Sometimes my body speaks before my mind can form the words. A tight chest, a lump in my throat, a belly pulled into knots—each one clinging as if letting go would mean shattering completely. But inspiration doesn’t always have to come from pain. Why not from possibility? From the dream of something more, the wish of glitter on the moon, the shimmer of a dragonfly landing nearby, the shifting shapes of clouds in the sky. By profession, I am a yoga and meditation teacher. And as the world would name it, I am all peace and love. That is true in my heart, but before this new life came a history of obstacles. The most persistent one: my own inner critic. It isn’t something you “overcome” once and for all, but something you learn to live alongside. As a child, my mother would often tell me I was my own worst enemy. At the time, I thought she
meant my drive for perfection and achievement. I had no idea that phrase would lodge itself into the back of my mind and become the hidden driver of so many choices. Behind many obstacles in my life was the belief that I had to hustle and grind my way through.
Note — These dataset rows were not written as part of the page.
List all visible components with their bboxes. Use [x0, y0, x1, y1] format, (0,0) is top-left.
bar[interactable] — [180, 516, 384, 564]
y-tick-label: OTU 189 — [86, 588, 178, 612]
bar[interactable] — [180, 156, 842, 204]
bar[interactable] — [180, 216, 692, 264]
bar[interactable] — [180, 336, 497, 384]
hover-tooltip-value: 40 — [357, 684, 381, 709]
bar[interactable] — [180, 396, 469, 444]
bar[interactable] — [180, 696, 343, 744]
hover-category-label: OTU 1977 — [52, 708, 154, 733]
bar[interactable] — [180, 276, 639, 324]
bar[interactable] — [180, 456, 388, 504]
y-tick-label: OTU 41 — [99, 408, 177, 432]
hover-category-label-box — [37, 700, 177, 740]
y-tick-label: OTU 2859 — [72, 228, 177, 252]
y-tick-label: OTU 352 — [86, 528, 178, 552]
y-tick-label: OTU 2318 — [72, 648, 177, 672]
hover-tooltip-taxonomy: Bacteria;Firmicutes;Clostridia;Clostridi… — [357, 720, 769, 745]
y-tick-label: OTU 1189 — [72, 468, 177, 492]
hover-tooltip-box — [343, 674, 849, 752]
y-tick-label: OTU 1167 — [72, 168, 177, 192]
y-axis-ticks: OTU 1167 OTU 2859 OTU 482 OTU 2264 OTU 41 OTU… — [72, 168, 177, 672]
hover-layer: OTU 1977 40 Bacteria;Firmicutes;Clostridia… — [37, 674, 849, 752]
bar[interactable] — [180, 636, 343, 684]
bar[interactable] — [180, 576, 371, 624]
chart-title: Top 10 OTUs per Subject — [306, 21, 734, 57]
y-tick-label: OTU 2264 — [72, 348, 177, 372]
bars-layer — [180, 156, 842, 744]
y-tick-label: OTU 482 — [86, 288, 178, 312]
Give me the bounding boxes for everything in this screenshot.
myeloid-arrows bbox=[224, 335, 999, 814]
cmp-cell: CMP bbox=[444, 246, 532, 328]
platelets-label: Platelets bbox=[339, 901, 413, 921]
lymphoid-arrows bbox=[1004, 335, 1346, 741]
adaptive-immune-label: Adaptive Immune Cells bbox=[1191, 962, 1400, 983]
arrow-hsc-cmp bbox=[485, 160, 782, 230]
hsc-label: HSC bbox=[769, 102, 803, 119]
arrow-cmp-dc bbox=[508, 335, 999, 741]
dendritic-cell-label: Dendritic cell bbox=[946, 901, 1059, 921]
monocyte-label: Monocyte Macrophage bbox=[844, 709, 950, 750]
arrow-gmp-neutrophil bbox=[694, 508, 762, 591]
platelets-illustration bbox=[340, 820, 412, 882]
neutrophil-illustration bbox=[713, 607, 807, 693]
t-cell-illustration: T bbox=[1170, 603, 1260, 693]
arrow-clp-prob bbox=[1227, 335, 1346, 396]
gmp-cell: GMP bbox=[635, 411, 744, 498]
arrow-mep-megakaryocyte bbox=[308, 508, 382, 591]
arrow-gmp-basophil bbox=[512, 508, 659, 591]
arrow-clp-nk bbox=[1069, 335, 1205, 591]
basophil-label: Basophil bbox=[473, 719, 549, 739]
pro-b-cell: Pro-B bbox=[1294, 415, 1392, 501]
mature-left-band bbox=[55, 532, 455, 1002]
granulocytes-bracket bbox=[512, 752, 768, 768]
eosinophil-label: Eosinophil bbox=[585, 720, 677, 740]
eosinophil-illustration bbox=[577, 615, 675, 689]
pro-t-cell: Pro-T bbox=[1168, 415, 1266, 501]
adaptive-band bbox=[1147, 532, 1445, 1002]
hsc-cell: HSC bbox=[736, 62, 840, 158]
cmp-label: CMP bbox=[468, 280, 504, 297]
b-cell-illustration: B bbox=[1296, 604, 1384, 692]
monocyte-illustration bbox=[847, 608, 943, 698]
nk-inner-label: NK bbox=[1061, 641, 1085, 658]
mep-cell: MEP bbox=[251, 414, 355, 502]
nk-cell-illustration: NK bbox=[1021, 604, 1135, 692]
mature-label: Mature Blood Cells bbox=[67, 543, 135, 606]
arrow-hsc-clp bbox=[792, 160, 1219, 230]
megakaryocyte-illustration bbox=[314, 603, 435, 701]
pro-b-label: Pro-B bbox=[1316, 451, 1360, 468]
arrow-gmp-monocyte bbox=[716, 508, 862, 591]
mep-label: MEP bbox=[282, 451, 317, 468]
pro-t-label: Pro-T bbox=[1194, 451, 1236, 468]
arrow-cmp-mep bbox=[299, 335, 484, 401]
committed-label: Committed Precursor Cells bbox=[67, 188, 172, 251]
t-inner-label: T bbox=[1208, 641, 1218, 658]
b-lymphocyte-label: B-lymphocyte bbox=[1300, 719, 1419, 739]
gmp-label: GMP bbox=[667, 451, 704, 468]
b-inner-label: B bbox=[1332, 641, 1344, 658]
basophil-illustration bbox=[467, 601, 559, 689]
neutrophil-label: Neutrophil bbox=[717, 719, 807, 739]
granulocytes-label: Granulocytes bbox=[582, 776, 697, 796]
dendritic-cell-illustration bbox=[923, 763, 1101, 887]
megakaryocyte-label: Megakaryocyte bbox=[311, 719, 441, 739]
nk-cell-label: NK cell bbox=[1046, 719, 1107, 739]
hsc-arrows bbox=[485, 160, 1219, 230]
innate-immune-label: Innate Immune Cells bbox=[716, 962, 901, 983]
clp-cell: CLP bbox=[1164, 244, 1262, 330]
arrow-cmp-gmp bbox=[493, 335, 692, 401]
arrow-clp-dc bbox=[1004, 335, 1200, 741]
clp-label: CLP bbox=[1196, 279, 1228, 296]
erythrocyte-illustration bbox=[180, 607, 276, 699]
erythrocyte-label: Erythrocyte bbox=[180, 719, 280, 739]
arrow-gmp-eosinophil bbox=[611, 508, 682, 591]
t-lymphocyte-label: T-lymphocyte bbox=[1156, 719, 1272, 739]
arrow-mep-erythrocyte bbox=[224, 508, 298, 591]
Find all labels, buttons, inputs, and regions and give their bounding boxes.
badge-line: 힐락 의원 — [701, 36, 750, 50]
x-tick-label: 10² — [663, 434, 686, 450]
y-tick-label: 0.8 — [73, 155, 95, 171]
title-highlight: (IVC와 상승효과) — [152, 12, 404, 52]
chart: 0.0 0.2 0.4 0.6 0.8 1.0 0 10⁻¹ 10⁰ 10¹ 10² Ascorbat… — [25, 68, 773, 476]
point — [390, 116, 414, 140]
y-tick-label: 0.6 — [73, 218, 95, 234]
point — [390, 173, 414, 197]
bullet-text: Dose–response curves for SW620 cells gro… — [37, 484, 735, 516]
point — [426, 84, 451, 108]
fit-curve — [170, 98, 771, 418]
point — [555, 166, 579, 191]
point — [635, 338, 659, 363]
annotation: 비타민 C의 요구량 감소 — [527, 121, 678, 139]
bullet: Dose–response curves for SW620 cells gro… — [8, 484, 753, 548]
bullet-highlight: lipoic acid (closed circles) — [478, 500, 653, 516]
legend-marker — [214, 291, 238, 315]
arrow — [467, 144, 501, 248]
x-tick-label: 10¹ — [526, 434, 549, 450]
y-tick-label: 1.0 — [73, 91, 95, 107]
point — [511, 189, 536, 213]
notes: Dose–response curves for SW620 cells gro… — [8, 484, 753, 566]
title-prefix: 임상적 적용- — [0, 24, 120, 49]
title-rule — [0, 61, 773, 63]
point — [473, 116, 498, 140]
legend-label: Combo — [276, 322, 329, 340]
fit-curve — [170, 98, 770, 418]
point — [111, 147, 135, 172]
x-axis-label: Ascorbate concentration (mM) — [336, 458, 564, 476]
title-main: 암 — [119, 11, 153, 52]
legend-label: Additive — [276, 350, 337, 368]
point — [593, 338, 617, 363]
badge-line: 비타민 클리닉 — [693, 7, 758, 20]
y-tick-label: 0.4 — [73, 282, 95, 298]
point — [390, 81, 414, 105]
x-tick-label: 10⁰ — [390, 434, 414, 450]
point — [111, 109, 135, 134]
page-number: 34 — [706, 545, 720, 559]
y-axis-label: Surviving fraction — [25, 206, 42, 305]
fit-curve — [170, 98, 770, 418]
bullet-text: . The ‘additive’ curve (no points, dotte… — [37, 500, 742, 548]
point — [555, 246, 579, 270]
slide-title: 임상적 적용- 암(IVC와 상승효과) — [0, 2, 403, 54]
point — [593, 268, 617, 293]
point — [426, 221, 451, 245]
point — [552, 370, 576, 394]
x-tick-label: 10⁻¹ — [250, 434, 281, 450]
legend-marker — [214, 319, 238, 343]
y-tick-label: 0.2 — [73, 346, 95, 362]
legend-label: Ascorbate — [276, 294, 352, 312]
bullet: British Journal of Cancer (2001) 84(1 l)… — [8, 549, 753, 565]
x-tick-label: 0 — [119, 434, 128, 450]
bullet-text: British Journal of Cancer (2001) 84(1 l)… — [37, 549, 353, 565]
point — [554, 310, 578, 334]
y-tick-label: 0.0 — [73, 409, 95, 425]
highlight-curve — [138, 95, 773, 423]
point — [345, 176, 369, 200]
And for years, I did. The greatest obstacle came when I lost both my marriage and my twenty-year teaching career within a single year. On the surface, I rebuilt quickly—I made a plan, recreated my life, kept moving forward. But the truth is: the obstacles never stop coming. Some big, some small. What I’ve learned is this: it’s not about getting over them, it’s about navigating through them. Reflecting on what each one is teaching me. Because when you’re raised to believe you are your own worst enemy, learning to see yourself differently is a feat in itself. The good news? Once you can name an obstacle, you can begin to work with it. Not by erasing it, but by shifting your perspective. It’s never easy, and it rarely feels good at the moment. But it’s possible. Looking back at the obstacles of my past, feeling the ones in my present, and even imagining those to come, I see the same truth: my mind will try to get the best of me. But now I recognize it when it happens, and I can make a different choice. Each time, I have the chance to grow. To level up. To reframe my inner critic—not as a destroyer, but as an inner strategist. A voice that, if I learn to listen carefully, can actually help me.